As the Brattelboro exhibition title suggests, Shore and Root’s working process involved licking, sucking, stacking, and sticking. Sound like a dream come true? Not quite. Shore is sugar intolerant (sweets give him headaches), leaving Root responsible for most of the chewing which she didn’t always enjoy. “The funny thing about working with candy,” she says “is that once you have to chew or otherwise consume a lot of it in order to make a sculpture, you realize how disgusting it can be. It was not pleasant.”
The repetitious nature of candy worked especially well for replicating Minimalist works, since the originals were often made from stock forms and objects. Starbursts suited Donald Judd’s stacked boxes, Pez lent themselves to a Carl Andre floor sculpture, and a neon pink Wax Stix perched in a corner against white matte board is somehow lovelier than a real Dan Flavin fluorescent tube.
To preserve the integrity of their medium, Shore and Root used other sweets as adherents and support devices. For instance, their Kusama chair is built around Graham cracker armature; and the Fruit Roll-Ups used to mimic Christo & Jean-Claude’s Central Park Gates were stretched across Pocky Stick poles held upright by Rolos. In some cases, they had to use other forms of sugar to achieve the right texture and appearance. Constructing Claes Oldenburg’s Floor Cone and Floor Cake was a no-brainer—they purchased packaged cake, green-colored ice cream, and miniature cones. Kiki Smith’s Tale was a tad more complicated. The figure was sculpted from marzipan and the trail of excrement was made of what else but Tootsie Roll.

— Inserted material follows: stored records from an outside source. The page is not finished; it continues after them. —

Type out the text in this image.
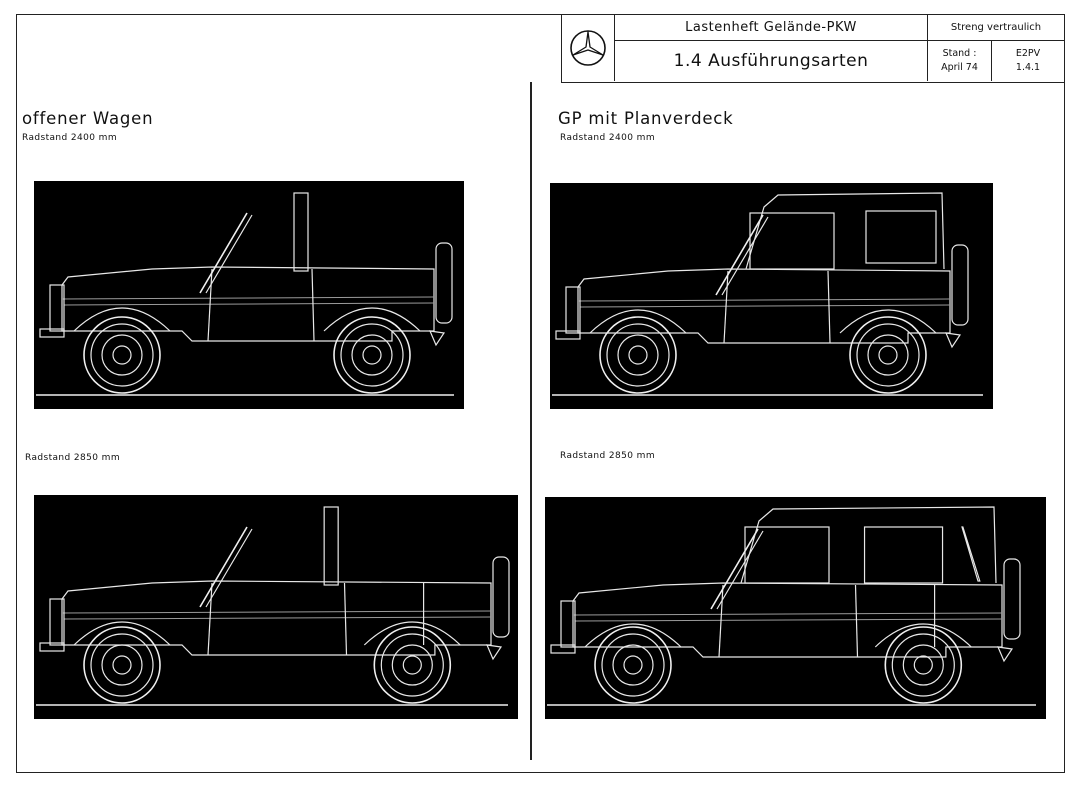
Lastenheft Gelände-PKW
1.4 Ausführungsarten
Streng vertraulich
Stand :
April 74
E2PV
1.4.1
offener Wagen
Radstand 2400 mm
Radstand 2850 mm
GP mit Planverdeck
Radstand 2400 mm
Radstand 2850 mm
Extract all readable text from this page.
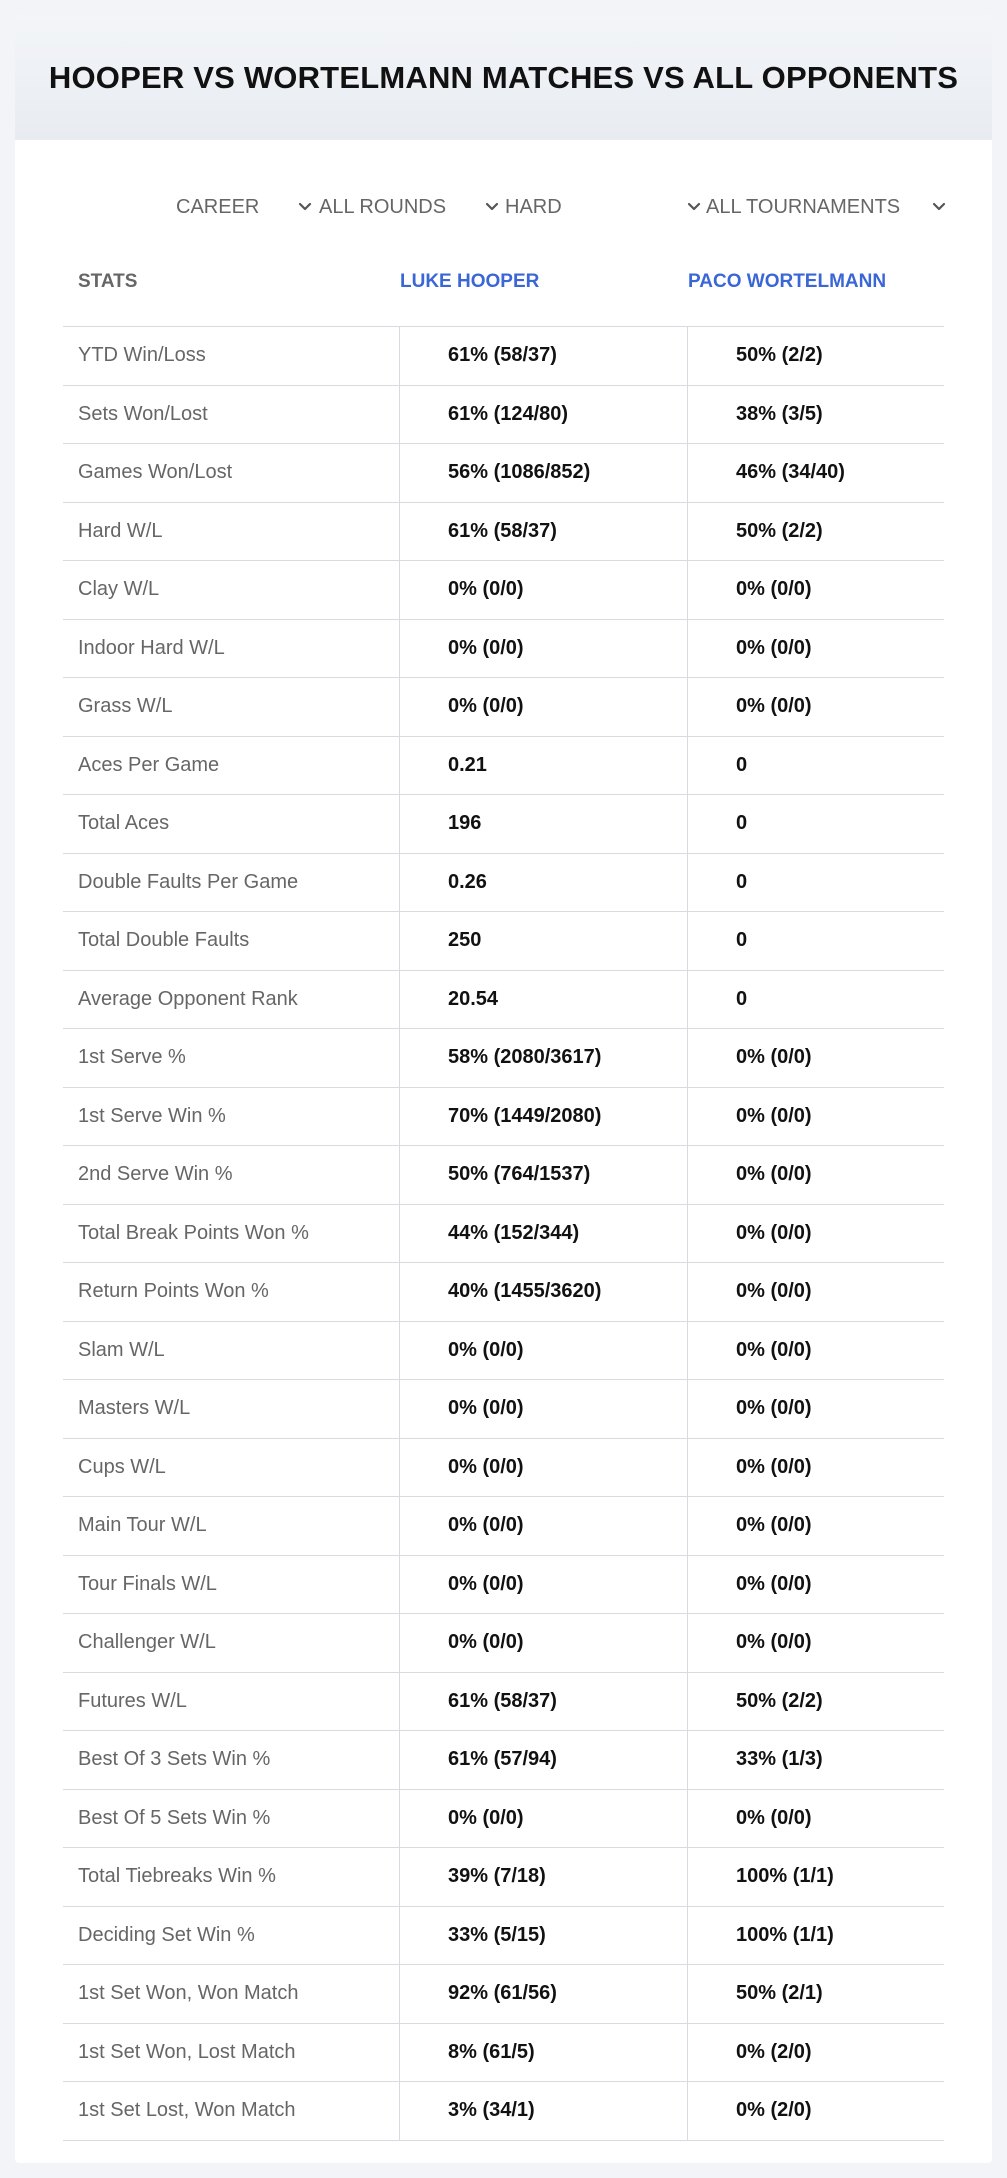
HOOPER VS WORTELMANN MATCHES VS ALL OPPONENTS
CAREER	ALL ROUNDS	HARD	ALL TOURNAMENTS
STATS	LUKE HOOPER	PACO WORTELMANN
YTD Win/Loss	61% (58/37)	50% (2/2)
Sets Won/Lost	61% (124/80)	38% (3/5)
Games Won/Lost	56% (1086/852)	46% (34/40)
Hard W/L	61% (58/37)	50% (2/2)
Clay W/L	0% (0/0)	0% (0/0)
Indoor Hard W/L	0% (0/0)	0% (0/0)
Grass W/L	0% (0/0)	0% (0/0)
Aces Per Game	0.21	0
Total Aces	196	0
Double Faults Per Game	0.26	0
Total Double Faults	250	0
Average Opponent Rank	20.54	0
1st Serve %	58% (2080/3617)	0% (0/0)
1st Serve Win %	70% (1449/2080)	0% (0/0)
2nd Serve Win %	50% (764/1537)	0% (0/0)
Total Break Points Won %	44% (152/344)	0% (0/0)
Return Points Won %	40% (1455/3620)	0% (0/0)
Slam W/L	0% (0/0)	0% (0/0)
Masters W/L	0% (0/0)	0% (0/0)
Cups W/L	0% (0/0)	0% (0/0)
Main Tour W/L	0% (0/0)	0% (0/0)
Tour Finals W/L	0% (0/0)	0% (0/0)
Challenger W/L	0% (0/0)	0% (0/0)
Futures W/L	61% (58/37)	50% (2/2)
Best Of 3 Sets Win %	61% (57/94)	33% (1/3)
Best Of 5 Sets Win %	0% (0/0)	0% (0/0)
Total Tiebreaks Win %	39% (7/18)	100% (1/1)
Deciding Set Win %	33% (5/15)	100% (1/1)
1st Set Won, Won Match	92% (61/56)	50% (2/1)
1st Set Won, Lost Match	8% (61/5)	0% (2/0)
1st Set Lost, Won Match	3% (34/1)	0% (2/0)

Smith is one of many Art21 artists you will find in Licked Sucked Stacked Stuck. Jeff Koons’s Blue Diamond appears as a Ring Pop of course and, adding another layer of childhood nostalgia to the exhibition, Mike Kelley’s stuffed-animals are represented by Marshmallow Pals. “We made sure to use the down-market marshmallow candies you can find at Duane Reade around Easter. It was important to match the somewhat sad aspect of those Marshmallow Pals with Kelley’s choice of used and abused specimens of homemade or down-market toys,” said Root. (She was working on a dissertation of Kelley’s writings around this time.) She adds, “They were also very fun to squish together.” Delicate and temperamental, candy presented the artists with some unforeseen challenges. But Shore, who works with beeswax and found objects in his own practice, quickly mastered the material. “At a certain point, it becomes just another medium,” he said. “You develop techniques and learn how to handle it.”
Shore and Root didn’t get around to using all of the candies they wanted to work with, such as your everyday M&Ms, but still covered a lot of confectionery, as well as historical ground. In one of the three videos that accompany the exhibition, Shore attempts to catch Hershey’s Kisses with his hand, a spoof on Richard Serra’s early work Hand Catching Lead. And in a gut-busting version of the Robert Smithson documentary Spiral Jetty, Root imitates Smithson’s dreary monologue as the camera follows the path of a Rock Candy, Heath Bar, Jell-o and powdered sugar spiral. Root says, “I think the art historically-minded audience will find the show funny…For those viewers less acquainted with recent art history, I hope our work will make these contemporary sculptors seem much more approachable.”
When I asked Shore if the project will continue or pick up again, he replied in all seriousness, “No, it’s consuming.”
Lick Sucked Stacked Stuck is on view at the Brattleboro Museum & Art Center, November 6 – February 6, 2011.